Meglio due miliardi oggi che il rischio di doverne sborsare dodici domani. Cioè quando Banca Marche, Cassa di risparmio di Ferrara, Popolare Etruria e CariChieti potrebbero trovarsi a testare la dura legge del bail-in, con il “sistema” chiamato a tutelare i depositi fino a 100mila euro (che nelle quattro banche valgono, appunto, circa 12 miliardi).

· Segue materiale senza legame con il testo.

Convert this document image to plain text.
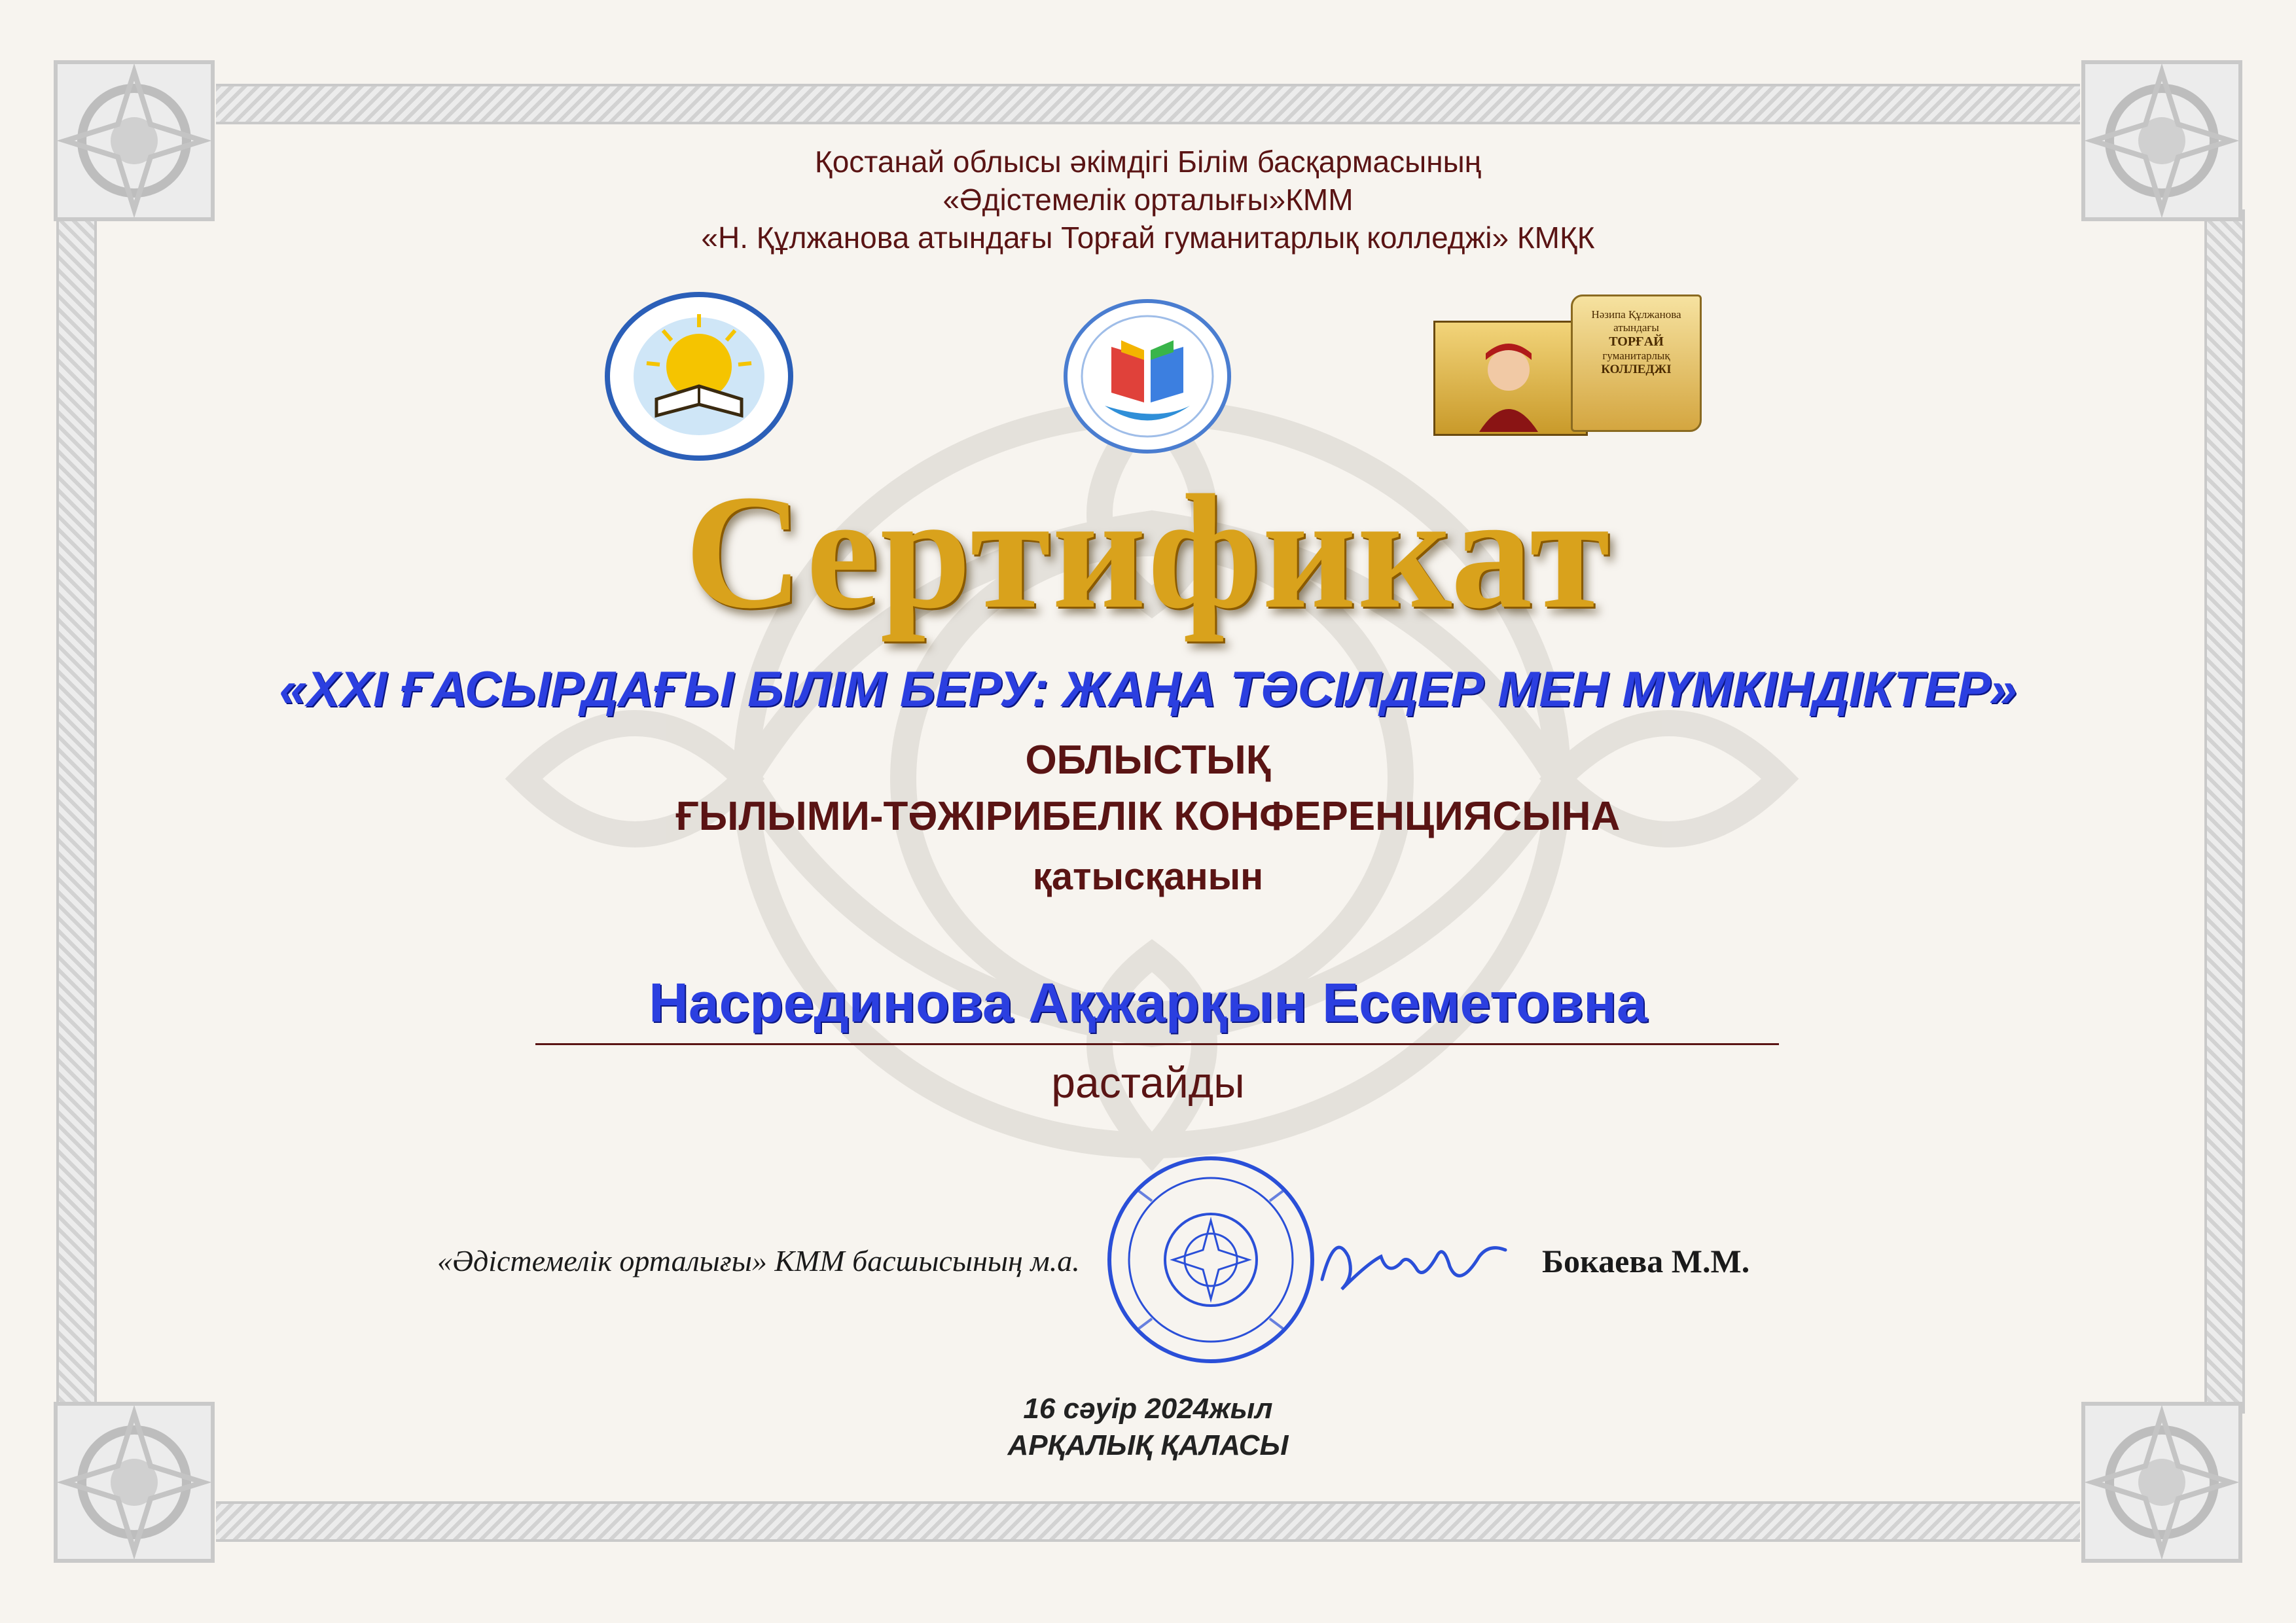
Қостанай облысы әкімдігі Білім басқармасының
«Әдістемелік орталығы»КММ
«Н. Құлжанова атындағы Торғай гуманитарлық колледжі» КМҚК
Нәзипа Құлжанова
атындағы
ТОРҒАЙ
гуманитарлық
КОЛЛЕДЖІ
Сертификат
«XXI ҒАСЫРДАҒЫ БІЛІМ БЕРУ: ЖАҢА ТӘСІЛДЕР МЕН МҮМКІНДІКТЕР»
ОБЛЫСТЫҚ
ҒЫЛЫМИ-ТӘЖІРИБЕЛІК КОНФЕРЕНЦИЯСЫНА
қатысқанын
Насрединова Ақжарқын Есеметовна
растайды
«Әдістемелік орталығы» КММ басшысының м.а.	Бокаева М.М.
16 сәуір 2024жыл
АРҚАЛЫҚ ҚАЛАСЫ
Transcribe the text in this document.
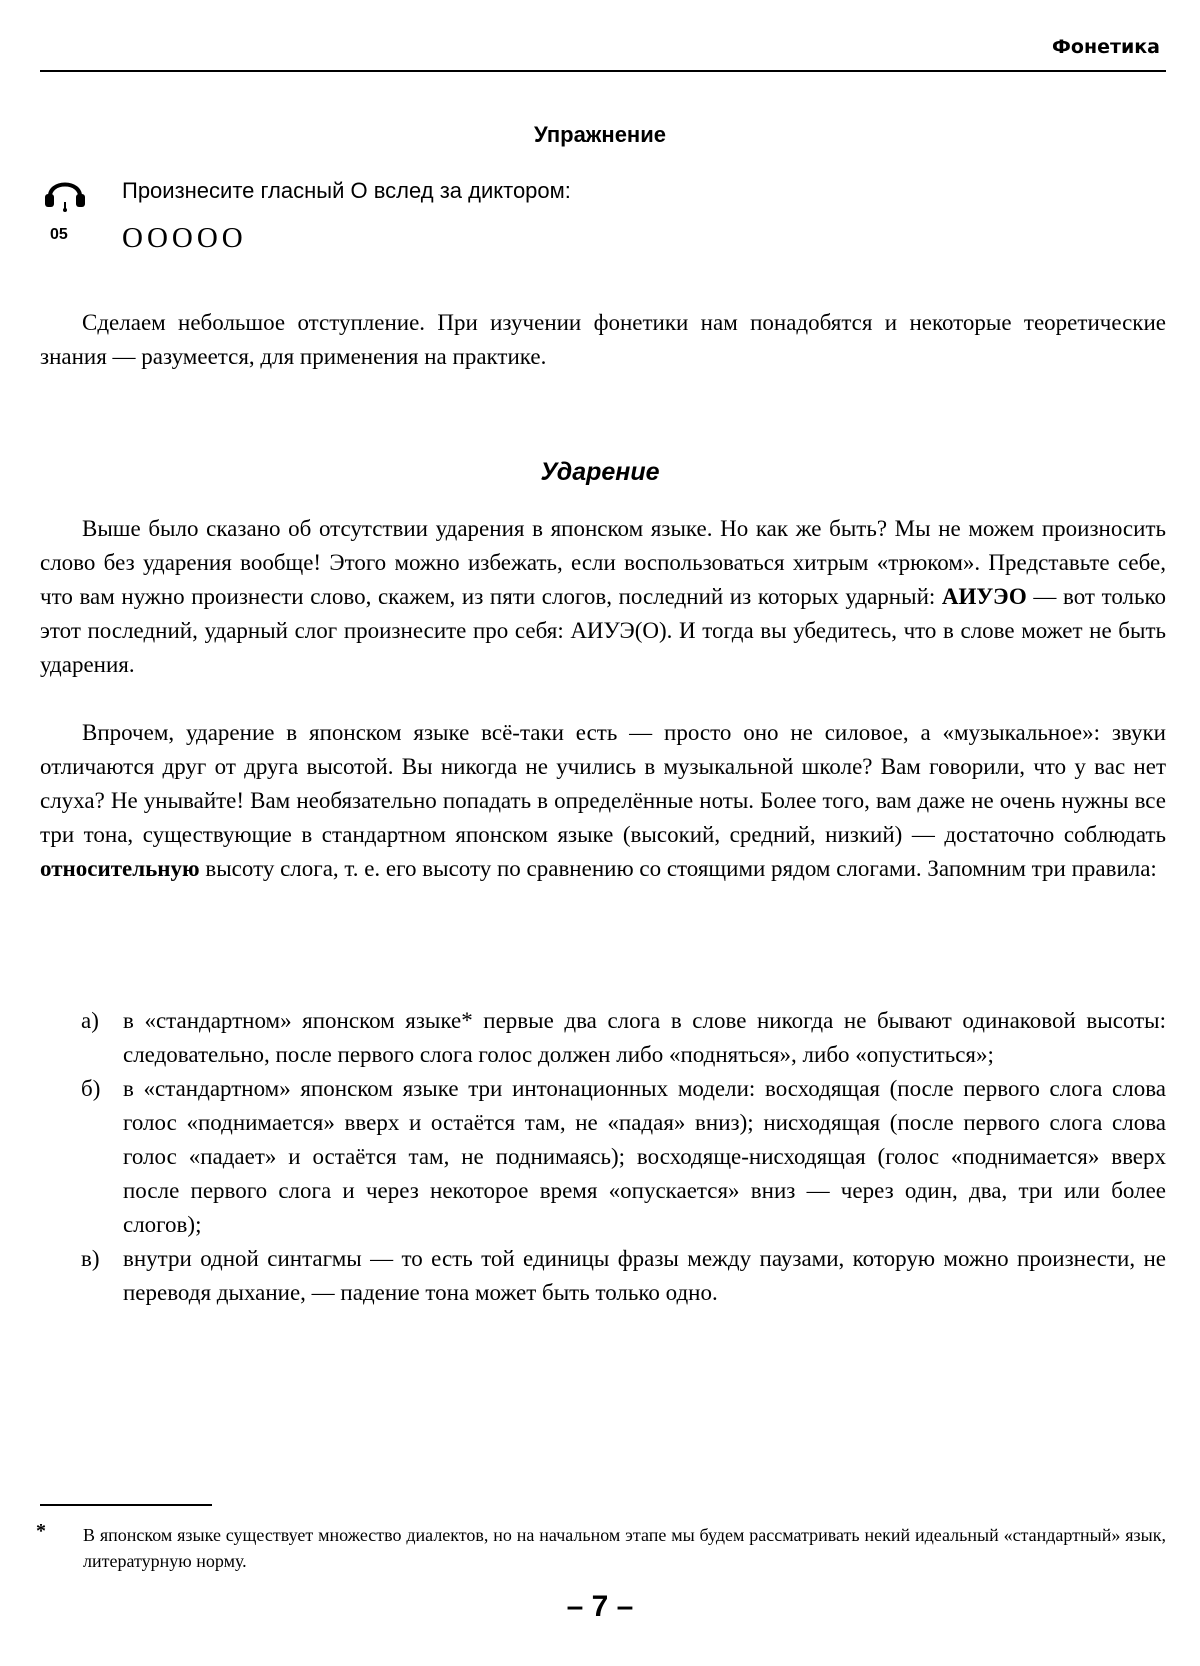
Фонетика
Упражнение
05
Произнесите гласный О вслед за диктором:
ООООО

Сделаем небольшое отступление. При изучении фонетики нам понадобятся и некоторые теоретические знания — разумеется, для применения на практике.

Ударение

Выше было сказано об отсутствии ударения в японском языке. Но как же быть? Мы не можем произносить слово без ударения вообще! Этого можно избежать, если воспользоваться хитрым «трюком». Представьте себе, что вам нужно произнести слово, скажем, из пяти слогов, последний из которых ударный: АИУЭО — вот только этот последний, ударный слог произнесите про себя: АИУЭ(О). И тогда вы убедитесь, что в слове может не быть ударения.

Впрочем, ударение в японском языке всё-таки есть — просто оно не силовое, а «музыкальное»: звуки отличаются друг от друга высотой. Вы никогда не учились в музыкальной школе? Вам говорили, что у вас нет слуха? Не унывайте! Вам необязательно попадать в определённые ноты. Более того, вам даже не очень нужны все три тона, существующие в стандартном японском языке (высокий, средний, низкий) — достаточно соблюдать относительную высоту слога, т. е. его высоту по сравнению со стоящими рядом слогами. Запомним три правила:

а) в «стандартном» японском языке* первые два слога в слове никогда не бывают одинаковой высоты: следовательно, после первого слога голос должен либо «подняться», либо «опуститься»;

б) в «стандартном» японском языке три интонационных модели: восходящая (после первого слога слова голос «поднимается» вверх и остаётся там, не «падая» вниз); нисходящая (после первого слога слова голос «падает» и остаётся там, не поднимаясь); восходяще-нисходящая (голос «поднимается» вверх после первого слога и через некоторое время «опускается» вниз — через один, два, три или более слогов);

в) внутри одной синтагмы — то есть той единицы фразы между паузами, которую можно произнести, не переводя дыхание, — падение тона может быть только одно.

* В японском языке существует множество диалектов, но на начальном этапе мы будем рассматривать некий идеальный «стандартный» язык, литературную норму.
– 7 –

È per questo motivo che le banche sane si preparano ad affrontare il salvataggio delle quattro cugine attualmente commissariate: un’operazione onerosa e complessa, ma che – come ha confermato ieri il presidente dell’Abi, Antonio Patuelli – il sistema italiano del credito sembra ormai convinto di dover affrontare. Anche a costo di andare allo scontro con la Commissione europea, che sente “puzza” di aiuti di Stato.

Il tempo è poco e la materia è nuova, pertanto sulle modalità di attuazione del salvataggio, al momento, rimangono sul tavolo diverse ipotesi. Compresa quella che prevede l’apertura di una procedura di risoluzione per i quattro istituti: in quel caso, la palla passerebbe alla Banca d’Italia, che in Italia svolge il ruolo di Autorità di risoluzione e che pertanto riceverebbe “poteri speciali” che consentirebbero di bruciare alcune tappe (come ad esempio la convocazione delle assemblee).

La prossima tappa, in ogni caso, sarà il 26 novembre. Giorno in cui il Fondo interbancario, regista dell’operazione, ha convocato a Roma l’assemblea dei soci. Secondo quanto appreso da fonti bancarie, ieri alle 215 consorziate è arrivata una convocazione con due punti all’ordine del giorno: la modifica dello statuto per introdurre la possibilità di interventi ex ante e «uno schema di intervento volontario con contributo aggiuntivo»: proprio quest’ultima, nei fatti, al momento sembrerebbe la soluzione più facilmente (e celermente) percorribile. Per evitare lo stanziamento di ulteriori somme da parte delle consorziate, il Fondo nella sostanza proporrà ai soci di agire in prima persona per gli aumenti di capitale delle quattro banche, reperendo il miliardo e mezzo necessario con la linea di credito già validata da Intesa, UniCredit, Mps, Banco, Ubi, Bpm e Bper. Le prime sette banche, in sostanza, si troverebbo a finanziare l’acquisizione da parte del Fondo di alcune quote partecipative, che successivamente dovrebbero essere messe a bilancio e andare incontro a progressive probabili svalutazioni, ma dal punto di vista dell’esborso cash si tratterebbe, per loro e per le altre consorziate, di una soluzione non troppo onerosa.